We explored the military museum for a while, and then got the call that it was morning tea time at the refreshments' room at the railway museum — so off we went (circumnavigating the old train station, because the eastern pedestrian crossing was closed for the landscaping works). A grand morning tea put on by (the vice-president? president? something like that) of the Heritage Society. Followed by a climb up into the signal cabin and a great explanation of much of its workings by an ex-WAGR technician.
After that, everyone explored that museum for a bit, and then dispersed to drive off to see wildflowers or head home, and we walked south to the old cemetery. That was a lovely place, full of flowers and bush that feels pretty untouched (no idea if that's the case).

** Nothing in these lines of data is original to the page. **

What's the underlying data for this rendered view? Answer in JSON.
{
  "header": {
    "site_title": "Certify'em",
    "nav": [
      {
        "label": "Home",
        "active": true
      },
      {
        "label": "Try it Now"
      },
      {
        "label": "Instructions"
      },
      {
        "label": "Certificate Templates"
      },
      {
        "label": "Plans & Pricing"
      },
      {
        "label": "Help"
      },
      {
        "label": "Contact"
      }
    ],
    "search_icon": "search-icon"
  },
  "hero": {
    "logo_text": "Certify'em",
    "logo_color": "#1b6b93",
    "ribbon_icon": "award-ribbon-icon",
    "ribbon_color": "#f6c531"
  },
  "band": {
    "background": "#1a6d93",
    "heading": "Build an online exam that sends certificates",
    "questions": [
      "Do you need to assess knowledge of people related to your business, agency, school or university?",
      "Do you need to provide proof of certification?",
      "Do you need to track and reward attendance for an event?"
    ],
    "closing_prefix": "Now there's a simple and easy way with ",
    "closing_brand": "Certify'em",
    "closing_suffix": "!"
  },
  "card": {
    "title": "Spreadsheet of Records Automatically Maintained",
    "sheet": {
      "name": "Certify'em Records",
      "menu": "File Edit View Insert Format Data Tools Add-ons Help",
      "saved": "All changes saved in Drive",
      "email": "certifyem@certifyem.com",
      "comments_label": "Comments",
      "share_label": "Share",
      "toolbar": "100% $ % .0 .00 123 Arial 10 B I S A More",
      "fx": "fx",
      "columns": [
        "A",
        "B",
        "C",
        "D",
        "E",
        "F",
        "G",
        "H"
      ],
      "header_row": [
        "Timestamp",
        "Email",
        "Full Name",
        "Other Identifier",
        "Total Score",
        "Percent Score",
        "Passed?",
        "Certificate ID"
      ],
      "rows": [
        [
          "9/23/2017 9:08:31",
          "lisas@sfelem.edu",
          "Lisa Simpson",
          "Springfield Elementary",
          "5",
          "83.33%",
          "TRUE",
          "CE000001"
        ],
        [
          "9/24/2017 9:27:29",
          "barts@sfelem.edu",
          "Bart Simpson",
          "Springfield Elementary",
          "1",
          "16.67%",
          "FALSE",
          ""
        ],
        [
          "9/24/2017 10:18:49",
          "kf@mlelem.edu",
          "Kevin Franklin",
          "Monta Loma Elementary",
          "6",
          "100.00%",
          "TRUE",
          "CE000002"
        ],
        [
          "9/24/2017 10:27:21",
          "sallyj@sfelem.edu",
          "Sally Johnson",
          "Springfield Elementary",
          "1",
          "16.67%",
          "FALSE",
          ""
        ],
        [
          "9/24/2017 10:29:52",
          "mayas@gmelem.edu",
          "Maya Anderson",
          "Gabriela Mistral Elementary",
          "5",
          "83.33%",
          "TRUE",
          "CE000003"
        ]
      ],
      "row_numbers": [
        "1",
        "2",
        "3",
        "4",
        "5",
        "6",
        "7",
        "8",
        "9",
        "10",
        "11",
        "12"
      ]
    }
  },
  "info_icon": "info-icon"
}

The motel dining room wasn't open when it said it would be, so we gave up on it and thought Saturday morning would be a good time to try one of the other cafes in town. However, none of the others were open so we ended up back at Dimensions. It had a lovely sunny courtyard, and was close to the railway station, so all was good. It did mean that we had to walk back to the motel to get our stuff though.
The train was half an hour late. It did come though, and it did take us back to Perth. The royal funeral was still top of the news: "…these processes that have been in place for a very long period of time. They began tragically on Friday morning…" — it it really 'tragic' though? Sad, sure, but hardly tragic.
Anyway, all up, Merredin is a lovely town, and there's still lots more that I want to explore!
· royal family ·
The Queen has died. Long live the king? The news coverage is massive of course, but there's quite a few of them with little to say yet. The BBC has just informed us that "Aberdeen airport is 45 miles from Balmoral", and there are many articles full of phrases like "traditionally x has happened" and "we can expect to see y".Still, it's something of a meaningful moment, I think. Hopefully it's the start of the process for Australia to become a republic. Hopefully someone's hanging out with the corgis in their time of sadness. I don't think I'll extract her maj's portrait from its storage.